Rare fire tornado spotted in California

A funnel is formed in smoke from the Loyalton Fire, in Lassen County, California, on August 15, 2020. Photo by Reuters

California, United States — A rare fire tornado has been spotted near a blaze in California.

The rare and fiery tornado was spotted near a fire in California. The CNN meteorologist Haley Brink said that the National Weather Service Office has issued a tornado warning for a pyrocumulonimbus cloud that formed by the Loyalton Fire. The NWSO says that it is “capable of producing a fire-induced tornado and outflow winds in excess of 60 mph.”

A pyrocumulonimbus cloud is formed typically from a fire or volcano due to the intense rising heat. Fire tornadoes are created when the rising heat from a fire pulls in smoke, fire and dirt, creating a rotation vortex above the blaze, Brink said.

While fire tornadoes can be massive and deadly, a fire in 2018 claimed the lives of a firefighter and bulldozer driver battling the Carr Fire. When the damage on that Firenado was surveyed by the National Weather Service, it showed that it was equivalent to an EF-3 tornado with winds in excess of 143 mph.
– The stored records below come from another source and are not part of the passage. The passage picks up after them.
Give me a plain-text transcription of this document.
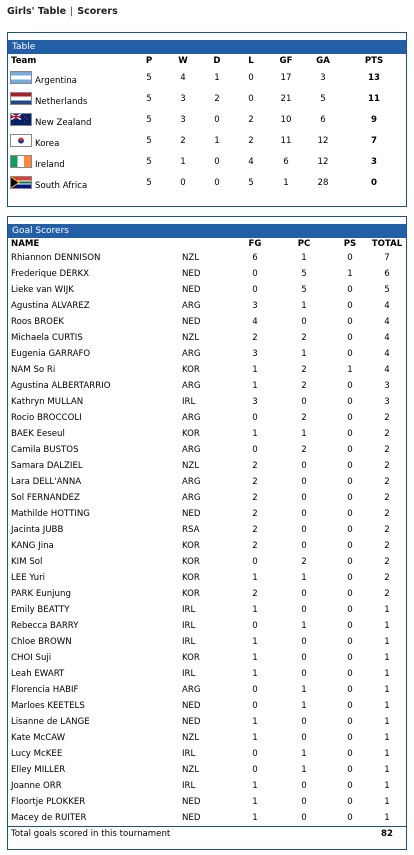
Girls' Table | Scorers
Table
Team	P	W	D	L	GF	GA	PTS
Argentina	5	4	1	0	17	3	13
Netherlands	5	3	2	0	21	5	11
New Zealand	5	3	0	2	10	6	9
Korea	5	2	1	2	11	12	7
Ireland	5	1	0	4	6	12	3
South Africa	5	0	0	5	1	28	0
Goal Scorers
NAME		FG	PC	PS	TOTAL
Rhiannon DENNISON	NZL	6	1	0	7
Frederique DERKX	NED	0	5	1	6
Lieke van WIJK	NED	0	5	0	5
Agustina ALVAREZ	ARG	3	1	0	4
Roos BROEK	NED	4	0	0	4
Michaela CURTIS	NZL	2	2	0	4
Eugenia GARRAFO	ARG	3	1	0	4
NAM So Ri	KOR	1	2	1	4
Agustina ALBERTARRIO	ARG	1	2	0	3
Kathryn MULLAN	IRL	3	0	0	3
Rocio BROCCOLI	ARG	0	2	0	2
BAEK Eeseul	KOR	1	1	0	2
Camila BUSTOS	ARG	0	2	0	2
Samara DALZIEL	NZL	2	0	0	2
Lara DELL'ANNA	ARG	2	0	0	2
Sol FERNANDEZ	ARG	2	0	0	2
Mathilde HOTTING	NED	2	0	0	2
Jacinta JUBB	RSA	2	0	0	2
KANG Jina	KOR	2	0	0	2
KIM Sol	KOR	0	2	0	2
LEE Yuri	KOR	1	1	0	2
PARK Eunjung	KOR	2	0	0	2
Emily BEATTY	IRL	1	0	0	1
Rebecca BARRY	IRL	0	1	0	1
Chloe BROWN	IRL	1	0	0	1
CHOI Suji	KOR	1	0	0	1
Leah EWART	IRL	1	0	0	1
Florencia HABIF	ARG	0	1	0	1
Marloes KEETELS	NED	0	1	0	1
Lisanne de LANGE	NED	1	0	0	1
Kate McCAW	NZL	1	0	0	1
Lucy McKEE	IRL	0	1	0	1
Elley MILLER	NZL	0	1	0	1
Joanne ORR	IRL	1	0	0	1
Floortje PLOKKER	NED	1	0	0	1
Macey de RUITER	NED	1	0	0	1
Total goals scored in this tournament					82
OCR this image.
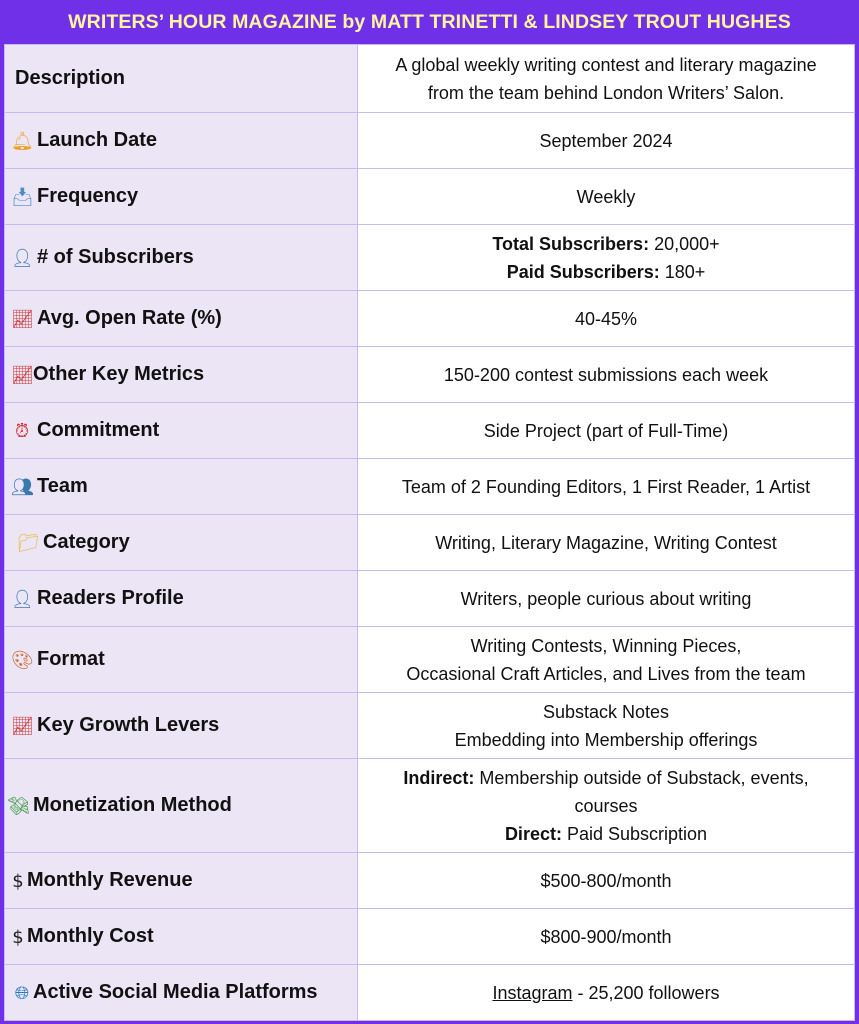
WRITERS’ HOUR MAGAZINE by MATT TRINETTI & LINDSEY TROUT HUGHES
Description	A global weekly writing contest and literary magazine
from the team behind London Writers’ Salon.

🔔︎ Launch Date	September 2024
📥︎ Frequency	Weekly
👤︎ # of Subscribers	Total Subscribers: 20,000+
Paid Subscribers: 180+

📈︎ Avg. Open Rate (%)	40-45%
📈︎Other Key Metrics	150-200 contest submissions each week
⏰︎ Commitment	Side Project (part of Full-Time)
👥︎ Team	Team of 2 Founding Editors, 1 First Reader, 1 Artist
📁︎ Category	Writing, Literary Magazine, Writing Contest
👤︎ Readers Profile	Writers, people curious about writing
🎨︎ Format	Writing Contests, Winning Pieces,
Occasional Craft Articles, and Lives from the team

📈︎ Key Growth Levers	Substack Notes
Embedding into Membership offerings

💸︎ Monetization Method	Indirect: Membership outside of Substack, events, courses
Direct: Paid Subscription

$ Monthly Revenue	$500-800/month
$ Monthly Cost	$800-900/month
🌐︎ Active Social Media Platforms	Instagram - 25,200 followers
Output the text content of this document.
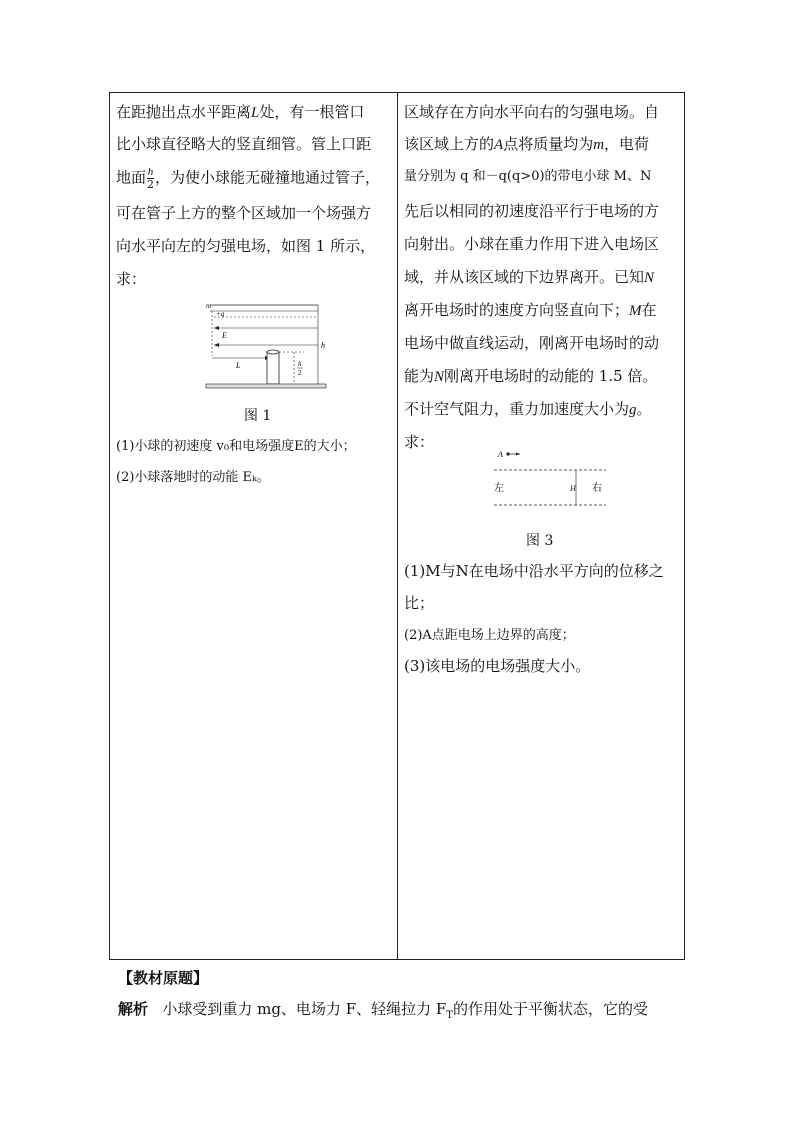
在距抛出点水平距离L处，有一根管口
比小球直径略大的竖直细管。管上口距
地面 $\frac{h}{2}$ ，为使小球能无碰撞地通过管子，
可在管子上方的整个区域加一个场强方
向水平向左的匀强电场，如图 1 所示，
求：
m
+q
E
L
h
h
2
图 1
(1)小球的初速度 v₀和电场强度E的大小；
(2)小球落地时的动能 Eₖ。
区域存在方向水平向右的匀强电场。自
该区域上方的A点将质量均为m，电荷
量分别为 q 和－q(q>0)的带电小球 M、N
先后以相同的初速度沿平行于电场的方
向射出。小球在重力作用下进入电场区
域，并从该区域的下边界离开。已知N
离开电场时的速度方向竖直向下；M在
电场中做直线运动，刚离开电场时的动
能为N刚离开电场时的动能的 1.5 倍。
不计空气阻力，重力加速度大小为g。
求：
A
左	H 右
图 3
(1)M与N在电场中沿水平方向的位移之
比；
(2)A点距电场上边界的高度；
(3)该电场的电场强度大小。
【教材原题】
解析 小球受到重力 mg、电场力 F、轻绳拉力 $F_T$的作用处于平衡状态，它的受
The Californian Officials along with the officials in Oregon and Colorado are battling a series of wildfires that is known to have torched more than 100,000 acres. It is expected to get much worse with the intense heat descending on most of the parts of United States.

The Loyalton Fire has burned 20,000 acres and was 5% contained by early Sunday. It’s burning east of the town of Loyalton.